Following this modelling, the following benefits are anticipated with Year 1 taken as 2026 when BAU begins, and the discount starting in 2021. The values below reflect the preferred option of 2 DNOs generating benefits from P4R.
‘Cost savings to consumers (£m)’
A loss of power supply increasingly inconveniences individuals and businesses, especially the vulnerable and with working from home becoming more prevalent. Living without modern conveniences can cause anxiety, with appliances’ battery-life diminishing, particularly for the medically dependent. Places of work may be closed, causing lower-income families further stress because of lost wages. P4R’s social benefits have been calculated by multiplying the expected CML savings from P4R by the societal CML value in the CBA.
Year 1: £583,008
Year 3: £3,254,791
Year 5: £6,011,850
Year 10: £12,128,932
Cost reductions in operating the networks and wider energy system (£m)
CML Savings: DNOs are set targets for the number of unplanned CMLs on their networks (the outage duration multiplied by the number of customers affected). Performance against these targets is linked to financial rewards and penalties. Having resources strategically positioned ahead of time in those areas most likely to be impacted will lead to a reduction in outages which in turn creates a financial CML payment saving to the DNO. These figures do not include extreme weather events which are excluded from the incentive mechanism.
Year 1: £66,995
Year 3: £374,016
Year 5: £690,837
Year 10: £1,393,766
Guaranteed Standards of Performance (GSP) savings: GSP sets out how quickly DNOs must restore power following an interruption in supply. Should DNOs not meet these standards, customers are entitled to statutory compensation. With quicker restoration, some customers’ outage duration will therefore be brought under a GSP time threshold, creating a financial saving to DNOs.
Year 1: £19,868
Year 3: £110,918
Year 5: £204,873
Year 10: £413,333
Storm Support: As part of DNO’s Storm Support, they provide meal vouchers, alternative accommodation (eg hotels) and warm packs (eg hats, gloves, blankets, torches etc.) to customers who are off supply for extended periods. P4R will drive a reduction in the need to provide Storm Support to affected customers, creating a financial saving to SPEN.
Year 1: £47,580
Year 3: £265,630
Year 5: £490,638
Year 10: £989,865
Fuel Savings: When power supply restoration is anticipated to be longer than usual, DNOs will provide onsite diesel generators to supply back-up power to its customers while that fault is repaired. P4R will result in both a reduction in the need to provide a generator as well as shortening any time they are required. A reduction fuel consumption creates a financial saving to SPEN.
Year 1: £7,730
Year 3: £43,157
Year 5: £79,715
Year 10: £160,825
Carbon reductions – direct or indirect (MTCO2e)

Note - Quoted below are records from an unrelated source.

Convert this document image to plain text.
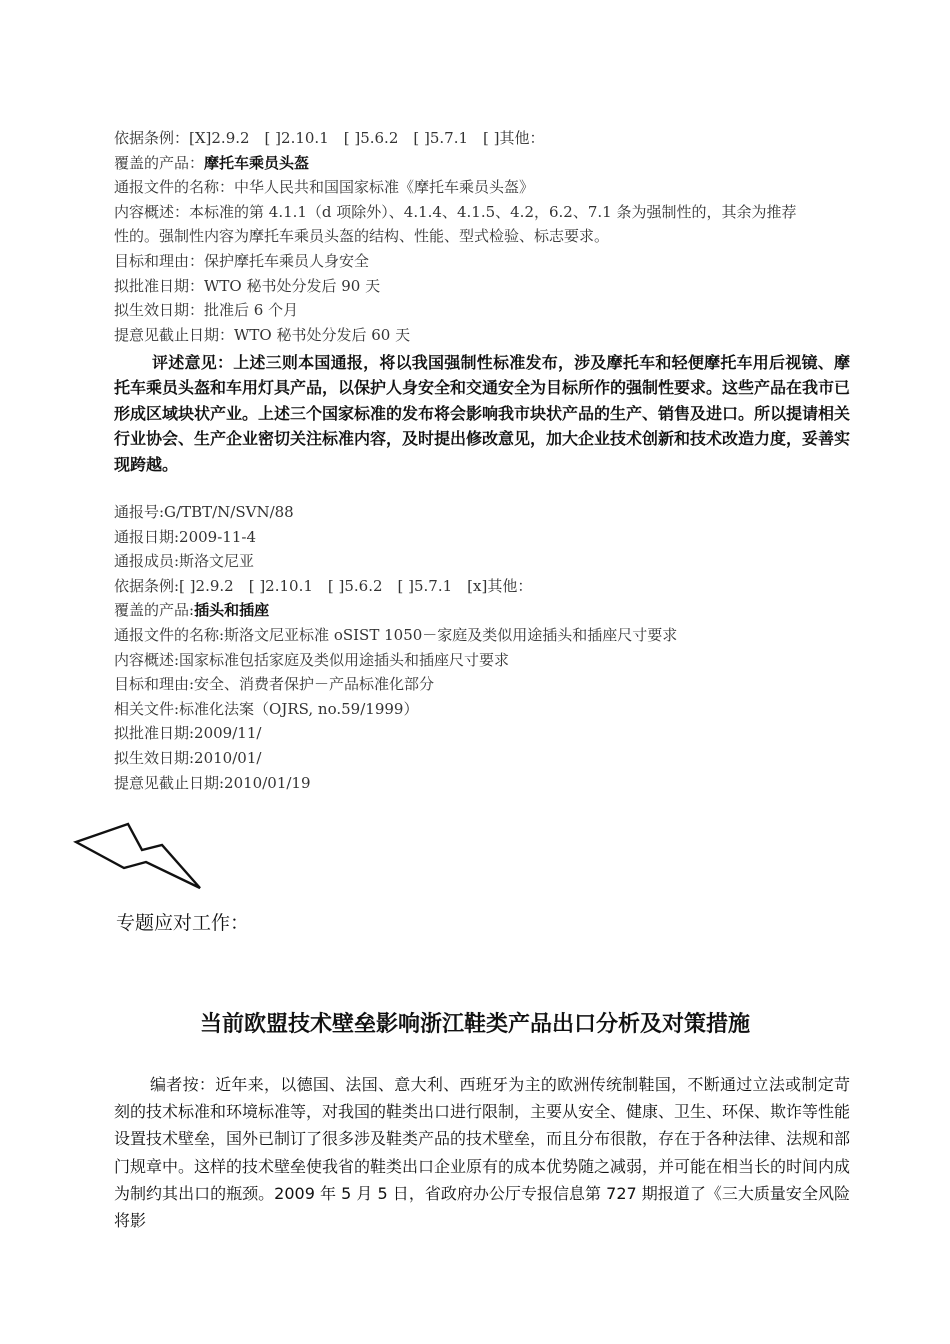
依据条例：[X]2.9.2　[ ]2.10.1　[ ]5.6.2　[ ]5.7.1　[ ]其他：
覆盖的产品：摩托车乘员头盔
通报文件的名称：中华人民共和国国家标准《摩托车乘员头盔》
内容概述：本标准的第 4.1.1（d 项除外）、4.1.4、4.1.5、4.2，6.2、7.1 条为强制性的，其余为推荐
性的。强制性内容为摩托车乘员头盔的结构、性能、型式检验、标志要求。
目标和理由：保护摩托车乘员人身安全
拟批准日期：WTO 秘书处分发后 90 天
拟生效日期：批准后 6 个月
提意见截止日期：WTO 秘书处分发后 60 天
评述意见：上述三则本国通报，将以我国强制性标准发布，涉及摩托车和轻便摩托车用后视镜、摩托车乘员头盔和车用灯具产品，以保护人身安全和交通安全为目标所作的强制性要求。这些产品在我市已形成区域块状产业。上述三个国家标准的发布将会影响我市块状产品的生产、销售及进口。所以提请相关行业协会、生产企业密切关注标准内容，及时提出修改意见，加大企业技术创新和技术改造力度，妥善实现跨越。
通报号:G/TBT/N/SVN/88
通报日期:2009-11-4
通报成员:斯洛文尼亚
依据条例:[ ]2.9.2　[ ]2.10.1　[ ]5.6.2　[ ]5.7.1　[x]其他：
覆盖的产品:插头和插座
通报文件的名称:斯洛文尼亚标准 oSIST 1050－家庭及类似用途插头和插座尺寸要求
内容概述:国家标准包括家庭及类似用途插头和插座尺寸要求
目标和理由:安全、消费者保护－产品标准化部分
相关文件:标准化法案（OJRS, no.59/1999）
拟批准日期:2009/11/
拟生效日期:2010/01/
提意见截止日期:2010/01/19
专题应对工作：
当前欧盟技术壁垒影响浙江鞋类产品出口分析及对策措施
编者按：近年来，以德国、法国、意大利、西班牙为主的欧洲传统制鞋国，不断通过立法或制定苛刻的技术标准和环境标准等，对我国的鞋类出口进行限制，主要从安全、健康、卫生、环保、欺诈等性能设置技术壁垒，国外已制订了很多涉及鞋类产品的技术壁垒，而且分布很散，存在于各种法律、法规和部门规章中。这样的技术壁垒使我省的鞋类出口企业原有的成本优势随之减弱，并可能在相当长的时间内成为制约其出口的瓶颈。2009 年 5 月 5 日，省政府办公厅专报信息第 727 期报道了《三大质量安全风险将影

Renewable generators need a reliant connection to the network to operate and sell their electricity. Long network outages therefore prevent renewable generation accessing the grid with potential carbon impacts.
Additionally, as part the Storm Support, when any power restoration is anticipated to be longer than usual, DNOs aim to provide onsite diesel generators to supply back-up power to its customers while that fault is being repaired (the assumption was taken that diesel generators were provided to 1 in 5 faults when the outage went beyond 8 hours). P4R is expected to deliver a potential improvement to those restoration times resulting in both a reduction in the need to provide a generator as well as shortening any time they are required. This reduction diesel has an associated carbon emission reduction benefit.
Year 1: £3,416
Year 3: £19,435
Year 5: £36,442
Year 10: £76,230
Predict4Resilience also anticipates other, wider benefits which are captured within the Benefits Map. These include the associated benefit for other agencies. In a storm scenario, DNOS work with a wide range of partners and some vulnerable residents are relocated.